Mail: bekirbasyurt@hotmail.com

İstanbul'un En Büyük Mezarlığı ‘Taksim’

Şehrin en büyük mezarlığından. Ülkenin en önemli merkezine; Taksim'in tarihsel hikayesi..

Yüzyıllarca İstanbul'un en önemli mezarlığı olan, 20. yüzyılın ortasında ise Türkiye'nin en önemli meydanına dönüşen Taksim'in ve İstanbul'un küçük bir hikayesini anlatalım..

İlk çağın sonlarından itibaren bir yerleşim merkezi olarak varlığını sürdüren 'Galata' semti o devirde 'Sykai', yani İncirlik adı ile anılan bir bölgeydi. 325 yılında İmparator Konstantin, Konstantinapolis'i inşa ettirirken bu bölge de surlarla çevrilerek tahkim edildi.

Kiliseleri, formu, hamamları, tiyatrosu ve limanı olan semtte bu tarihlerde 431 adet büyük ikametgah bulunuyordu.

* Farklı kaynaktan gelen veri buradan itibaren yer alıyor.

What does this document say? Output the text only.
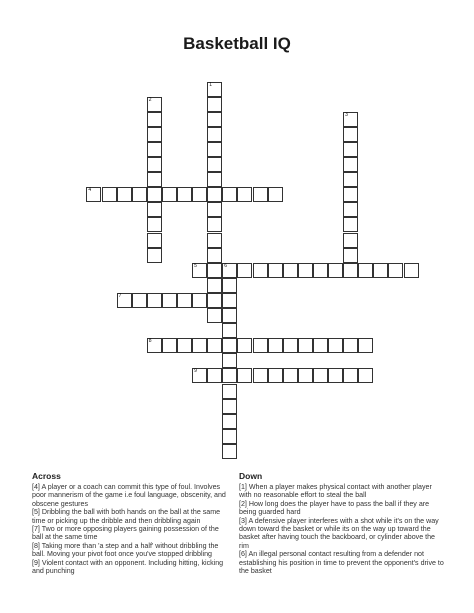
Basketball IQ
1
2
3
4
5	6
7
8
9
Across
[4] A player or a coach can commit this type of foul. Involves poor mannerism of the game i.e foul language, obscenity, and obscene gestures
[5] Dribbling the ball with both hands on the ball at the same time or picking up the dribble and then dribbling again
[7] Two or more opposing players gaining possession of the ball at the same time
[8] Taking more than 'a step and a half' without dribbling the ball. Moving your pivot foot once you've stopped dribbling
[9] Violent contact with an opponent. Including hitting, kicking and punching
Down
[1] When a player makes physical contact with another player with no reasonable effort to steal the ball
[2] How long does the player have to pass the ball if they are being guarded hard
[3] A defensive player interferes with a shot while it's on the way down toward the basket or while its on the way up toward the basket after having touch the backboard, or cylinder above the rim
[6] An illegal personal contact resulting from a defender not establishing his position in time to prevent the opponent's drive to the basket
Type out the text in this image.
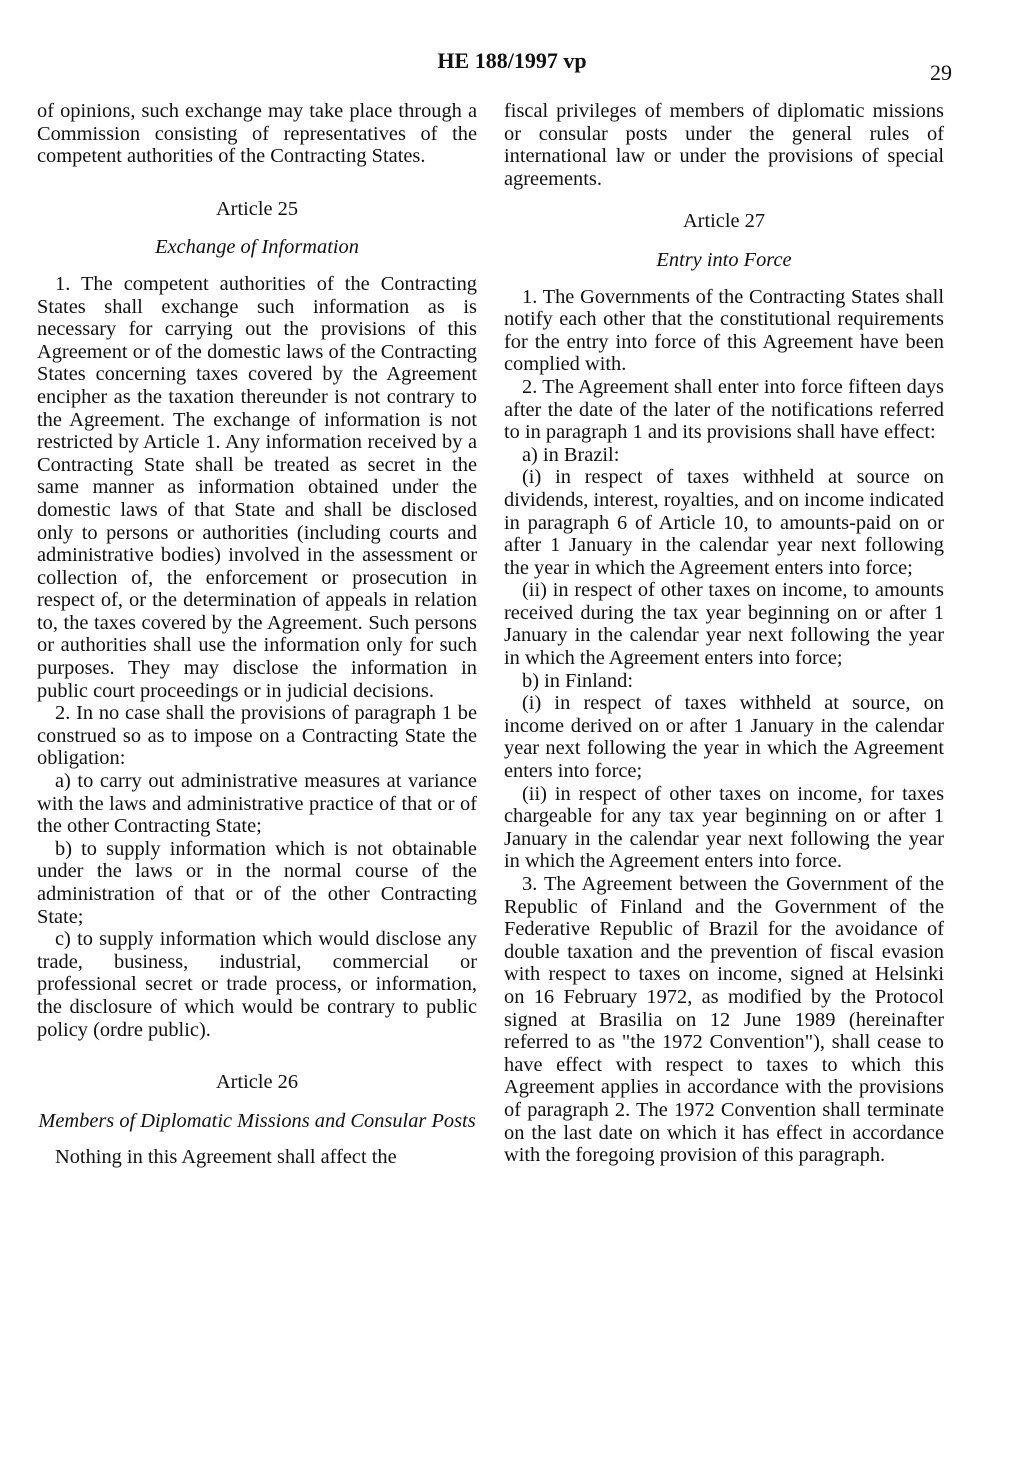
HE 188/1997 vp	29

of opinions, such exchange may take place through a Commission consisting of representatives of the competent authorities of the Contracting States.

Article 25
Exchange of Information

1. The competent authorities of the Contracting States shall exchange such information as is necessary for carrying out the provisions of this Agreement or of the domestic laws of the Contracting States concerning taxes covered by the Agreement encipher as the taxation thereunder is not contrary to the Agreement. The exchange of information is not restricted by Article 1. Any information received by a Contracting State shall be treated as secret in the same manner as information obtained under the domestic laws of that State and shall be disclosed only to persons or authorities (including courts and administrative bodies) involved in the assessment or collection of, the enforcement or prosecution in respect of, or the determination of appeals in relation to, the taxes covered by the Agreement. Such persons or authorities shall use the information only for such purposes. They may disclose the information in public court proceedings or in judicial decisions.

2. In no case shall the provisions of paragraph 1 be construed so as to impose on a Contracting State the obligation:

a) to carry out administrative measures at variance with the laws and administrative practice of that or of the other Contracting State;

b) to supply information which is not obtainable under the laws or in the normal course of the administration of that or of the other Contracting State;

c) to supply information which would disclose any trade, business, industrial, commercial or professional secret or trade process, or information, the disclosure of which would be contrary to public policy (ordre public).

Article 26
Members of Diplomatic Missions and Consular Posts

Nothing in this Agreement shall affect the

fiscal privileges of members of diplomatic missions or consular posts under the general rules of international law or under the provisions of special agreements.

Article 27
Entry into Force

1. The Governments of the Contracting States shall notify each other that the constitutional requirements for the entry into force of this Agreement have been complied with.

2. The Agreement shall enter into force fifteen days after the date of the later of the notifications referred to in paragraph 1 and its provisions shall have effect:

a) in Brazil:

(i) in respect of taxes withheld at source on dividends, interest, royalties, and on income indicated in paragraph 6 of Article 10, to amounts-paid on or after 1 January in the calendar year next following the year in which the Agreement enters into force;

(ii) in respect of other taxes on income, to amounts received during the tax year beginning on or after 1 January in the calendar year next following the year in which the Agreement enters into force;

b) in Finland:

(i) in respect of taxes withheld at source, on income derived on or after 1 January in the calendar year next following the year in which the Agreement enters into force;

(ii) in respect of other taxes on income, for taxes chargeable for any tax year beginning on or after 1 January in the calendar year next following the year in which the Agreement enters into force.

3. The Agreement between the Government of the Republic of Finland and the Government of the Federative Republic of Brazil for the avoidance of double taxation and the prevention of fiscal evasion with respect to taxes on income, signed at Helsinki on 16 February 1972, as modified by the Protocol signed at Brasilia on 12 June 1989 (hereinafter referred to as "the 1972 Convention"), shall cease to have effect with respect to taxes to which this Agreement applies in accordance with the provisions of paragraph 2. The 1972 Convention shall terminate on the last date on which it has effect in accordance with the foregoing provision of this paragraph.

Bölge İmparator Theodosius (408-450) tarafından şehrin on üçüncü bölgesi olarak kabul edilerek teşkilatlandırıldı.

Konstantinapolis surları içerisinde yaşayan halk buradan bahsederken 'Karşıdaki İncirlik' anlamında "Peran en Sykais' deyimini kullanırlardı ki kısaca 'Pera' olarak telaffuz edilen bu isim günümüze değin ulaşabilmiştir.

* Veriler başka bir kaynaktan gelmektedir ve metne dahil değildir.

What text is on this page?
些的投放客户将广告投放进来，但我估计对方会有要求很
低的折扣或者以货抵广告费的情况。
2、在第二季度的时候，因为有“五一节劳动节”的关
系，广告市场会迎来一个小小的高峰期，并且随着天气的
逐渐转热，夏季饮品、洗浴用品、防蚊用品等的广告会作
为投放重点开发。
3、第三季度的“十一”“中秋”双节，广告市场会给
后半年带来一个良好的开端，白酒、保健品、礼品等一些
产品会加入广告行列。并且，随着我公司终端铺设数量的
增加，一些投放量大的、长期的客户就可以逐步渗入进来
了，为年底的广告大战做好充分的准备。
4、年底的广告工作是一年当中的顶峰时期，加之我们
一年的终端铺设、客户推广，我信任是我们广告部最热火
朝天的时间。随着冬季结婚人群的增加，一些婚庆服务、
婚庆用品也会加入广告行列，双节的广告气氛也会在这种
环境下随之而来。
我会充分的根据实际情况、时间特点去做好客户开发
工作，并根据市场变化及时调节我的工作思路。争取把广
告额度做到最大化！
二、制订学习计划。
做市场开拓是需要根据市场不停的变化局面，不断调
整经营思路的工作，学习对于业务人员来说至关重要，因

528 yılında, İmparator Jüstinyen başkentin birçok bölgesi gibi bu semti de yeniden imar ettirerek teşkilatlandırdı. Bu nedenle semt 'Iustinianai' veya 'Justinianopolis' isimleriyle anılmaya başlandı. Fakat önemli limanı ile büyük bir ticaret merkezi olan semtin halk arasındaki en yaygın ismi İtalyanca'da liman yakınındaki inişli-çıkışlı arazilere verilen 'Calata' kelimesinin telaffuzu olan 'Galata' adıydı.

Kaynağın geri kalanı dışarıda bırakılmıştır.